I began by asking how many of the approximately 25 present had heard of peak oil. One sheepishly raised her hand to indicate she has a fuzzy conception of it. I then asked how many had read the book or heard of the concept Limits to Growth? No one had. I then asked about Thomas Kuhn’s The Structure of Scientific Revolutions, and one hand went up.

From there I knew my 30-minute presentation with an hour for questions and discussion probably would involve incommensurable communications with the students. I had prepared my talk with this in mind and gave them a reprise of how when I first heard of peak oil I thought it manageable because technology would save us.  This rhetorical tactic to join with them appeared to have little impact –they were skeptical. I made a (possibly poor) decision on the spot to make my presentation as brief as possible –it lasted about 25 minutes- with the hope that I could bridge the “talking past one another” phenomenon during the give and take spontaneity of discussion.

I went on to briefly outline the two paradigms; and I argued that the growth paradigm 1) no longer could solve problems –such as massive unemployment- and 2) that it was now creating them –trying to revive the financial sector as if it is the source of real wealth creation. I connected this to public health and medicine by telling them that the growth paradigm was analogous to the Miasma Theory of disease (to my surprise none of them were familiar with this theory). I suggested that the limits paradigm, which is based in ecological science, would be as profound in its scientific and socio-cultural ramifications as had been the discovery of the microbe –the Germ Theory of Diseases- that revolutionized medicine and made modern public health possible. Despite their  elite IQs, this observation seemed to fly over their heads.

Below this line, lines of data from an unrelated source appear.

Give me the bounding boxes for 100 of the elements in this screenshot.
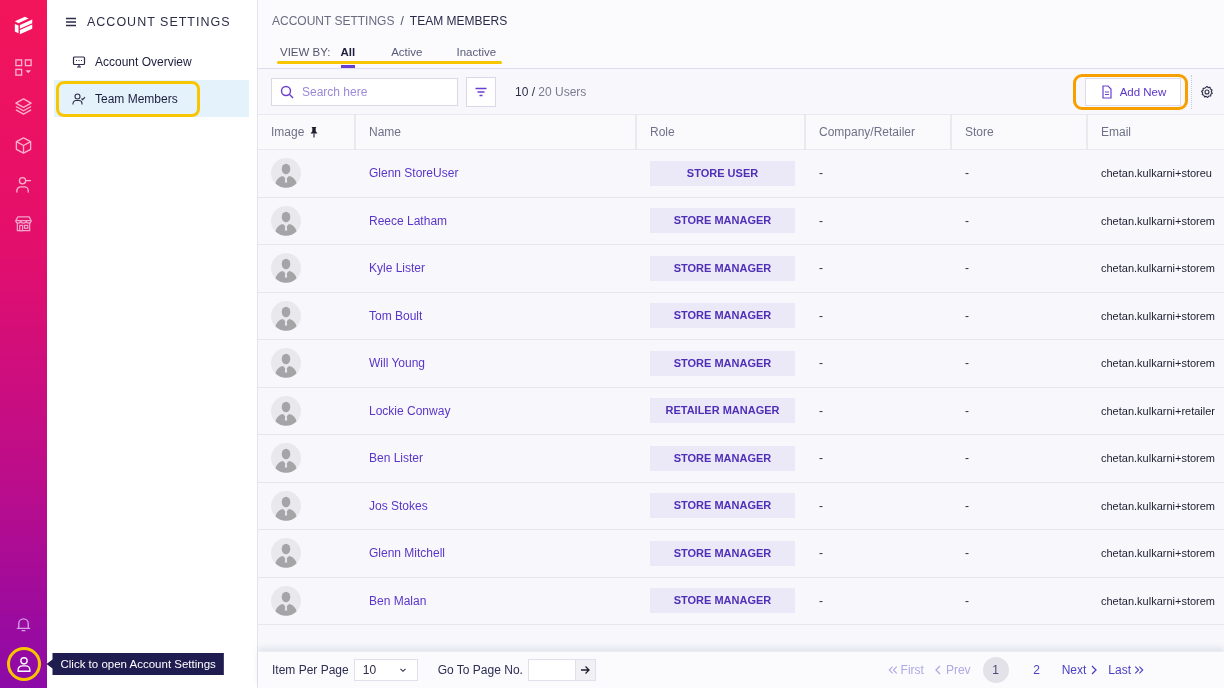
avatar-icon (271, 490, 301, 521)
cube-icon[interactable] (14, 136, 33, 155)
table-cell: - (819, 403, 823, 418)
items-per-page-select[interactable]: 10 (353, 659, 418, 681)
column-header: Image (271, 125, 305, 139)
member-name[interactable]: Reece Latham (369, 213, 448, 228)
double-chevron-left-icon (887, 665, 898, 675)
table-cell: - (819, 593, 823, 608)
avatar-icon (271, 538, 301, 569)
table-cell: - (819, 308, 823, 323)
table-cell: chetan.kulkarni+storem (1101, 357, 1216, 370)
tooltip: Click to open Account Settings (46, 653, 224, 675)
table-cell: - (819, 498, 823, 513)
member-name[interactable]: Ben Lister (369, 451, 424, 466)
table-cell: - (965, 546, 969, 561)
avatar-icon (271, 443, 301, 474)
bell-icon[interactable] (14, 615, 33, 634)
user-count: 10 / 20 Users (515, 84, 587, 99)
table-cell: - (965, 593, 969, 608)
table-cell: - (819, 546, 823, 561)
column-header: Company/Retailer (819, 125, 916, 139)
table-cell: - (965, 403, 969, 418)
double-chevron-right-icon (1134, 665, 1144, 675)
settings-icon[interactable] (1200, 84, 1214, 99)
table-cell: - (819, 213, 823, 228)
sidebar-title: ACCOUNT SETTINGS (87, 14, 231, 29)
column-header: Name (369, 125, 401, 139)
page-number-field[interactable] (527, 659, 576, 681)
breadcrumb-link[interactable]: ACCOUNT SETTINGS (272, 14, 395, 28)
user-check-icon (72, 91, 86, 106)
sidebar-item[interactable]: Account Overview (54, 43, 249, 80)
role-badge: STORE MANAGER (650, 493, 795, 519)
table-cell: - (819, 451, 823, 466)
filter-tab[interactable]: Inactive (456, 45, 497, 68)
role-badge: STORE MANAGER (650, 588, 795, 614)
table-cell: chetan.kulkarni+storem (1101, 309, 1216, 322)
dashboard-icon[interactable] (14, 58, 33, 77)
last-page-link[interactable]: Last (1108, 663, 1144, 677)
view-by-label: VIEW BY: (280, 45, 331, 59)
table-cell: - (965, 261, 969, 276)
avatar-icon (271, 300, 301, 331)
member-name[interactable]: Glenn StoreUser (369, 166, 459, 181)
member-name[interactable]: Will Young (369, 356, 426, 371)
account-button[interactable] (6, 647, 41, 681)
table-cell: chetan.kulkarni+storem (1101, 499, 1216, 512)
table-cell: - (965, 308, 969, 323)
table-cell: - (965, 166, 969, 181)
role-badge: STORE MANAGER (650, 445, 795, 471)
member-name[interactable]: Tom Boult (369, 308, 423, 323)
go-button[interactable] (575, 659, 596, 681)
person-icon[interactable] (14, 175, 33, 194)
member-name[interactable]: Kyle Lister (369, 261, 426, 276)
avatar-icon (271, 395, 301, 426)
role-badge: STORE MANAGER (650, 540, 795, 566)
go-to-page-label: Go To Page No. (437, 663, 523, 677)
table-cell: - (965, 356, 969, 371)
breadcrumb-separator: / (400, 14, 404, 28)
page-button[interactable]: 1 (982, 657, 1009, 683)
role-badge: STORE MANAGER (650, 303, 795, 329)
layers-icon[interactable] (14, 97, 33, 116)
table-cell: - (965, 498, 969, 513)
chevron-down-icon (398, 666, 407, 674)
search-icon (280, 84, 294, 99)
member-name[interactable]: Jos Stokes (369, 498, 428, 513)
table-cell: chetan.kulkarni+storem (1101, 594, 1216, 607)
pin-icon[interactable] (309, 126, 320, 138)
column-header: Email (1101, 125, 1131, 139)
role-badge: STORE MANAGER (650, 350, 795, 376)
avatar-icon (271, 158, 301, 189)
table-cell: - (819, 356, 823, 371)
role-badge: RETAILER MANAGER (650, 398, 795, 424)
arrow-right-icon (580, 665, 591, 675)
avatar-icon (271, 205, 301, 236)
sidebar-item[interactable]: Team Members (54, 80, 249, 117)
table-cell: chetan.kulkarni+storem (1101, 452, 1216, 465)
breadcrumb-current: TEAM MEMBERS (409, 14, 508, 28)
table-cell: - (819, 166, 823, 181)
next-page-link[interactable]: Next (1061, 663, 1100, 677)
filter-tab[interactable]: Active (391, 45, 423, 68)
member-name[interactable]: Ben Malan (369, 593, 427, 608)
logo-icon[interactable] (12, 14, 35, 36)
table-cell: chetan.kulkarni+storem (1101, 214, 1216, 227)
search-field[interactable]: Search here (271, 77, 458, 106)
table-cell: - (965, 213, 969, 228)
column-header: Role (650, 125, 675, 139)
avatar-icon (271, 348, 301, 379)
member-name[interactable]: Glenn Mitchell (369, 546, 446, 561)
store-icon[interactable] (14, 214, 33, 233)
table-cell: chetan.kulkarni+storem (1101, 262, 1216, 275)
avatar-icon (271, 253, 301, 284)
add-new-button[interactable]: Add New (1085, 77, 1181, 106)
table-cell: - (819, 261, 823, 276)
filter-button[interactable] (466, 76, 496, 107)
role-badge: STORE MANAGER (650, 255, 795, 281)
page-button[interactable]: 2 (1023, 657, 1050, 683)
member-name[interactable]: Lockie Conway (369, 403, 451, 418)
menu-icon[interactable] (65, 15, 77, 28)
role-badge: STORE MANAGER (650, 208, 795, 234)
column-header: Store (965, 125, 994, 139)
table-cell: chetan.kulkarni+retailer (1101, 404, 1216, 417)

Then I offered summative comments on Mayor Bloomberg’s PLANYC from my perspective, the limits to growth paradigm. The plan for 2030 sustainability revolves around three assumptions:

  1. The city will add a million new residents by 2030.
  2. Aging and failing infrastructure will be repaired and maintained.
  3. Carbon emissions will be reduced by 30%.

I pointed out that I saw no way the city could support another million residents or adequately repair and maintain infrastructure. They were stunned and one student said, “You can’t tell people where they can live,” adding that he thought I was advocating legislation to bar people from moving to New York. I replied that my comments were based upon the fact that infrastructure was already in decline and overstressed and with energy decline now underway the city was more likely to begin to depopulate over the next 19 year than to grow. I offered the example of Detroit as a city forced to contract. This elicited a host of what is best described as “WTF?” looks of disbelief. New York City decline? Depopulate? Simply beyond the pale.

“You’re so pessimistic,” one student said. Another added, “There are alternative energy sources and electric cars that are coming along.” Yet another said, “Look, oil prices are high because of speculation –there’s really lots of oil left.” One student said, “I agree with 70% of what you’re saying, but you’ve offered no solutions. Things are not hopeless. We can develop alternative energy sources.”

I hasten to add that it was a lively and cordial discussion in which the two competing paradigms were in sharp relief. In closing I told them, “You are a transitional generation. All assumptions in health policy about the growth of the economy must be surfaced, assessed, and largely abandoned. They don’t work. The policy question you will face in your careers is this, ‘How to make equitable, socially just health policy with a shrinking economic pie?’ And the way to do that is to reduce the social and technological complexity of society -energy efficiency and conservation are important but inadequate.”

Afterwards several came up to speak with me. The student who said I was advocating legislation to halt in-migration asked if I would read part of his dissertation on energy use in hospitals. One student went home and wrote a long email critiquing my talk in accord with the growth paradigm but leaving space for consideration of my views. Another, who had not spoken during the discussion, said, “I get what you’re saying; it’s pretty damned late to be thinking about this stuff if you’re right, isn’t it?”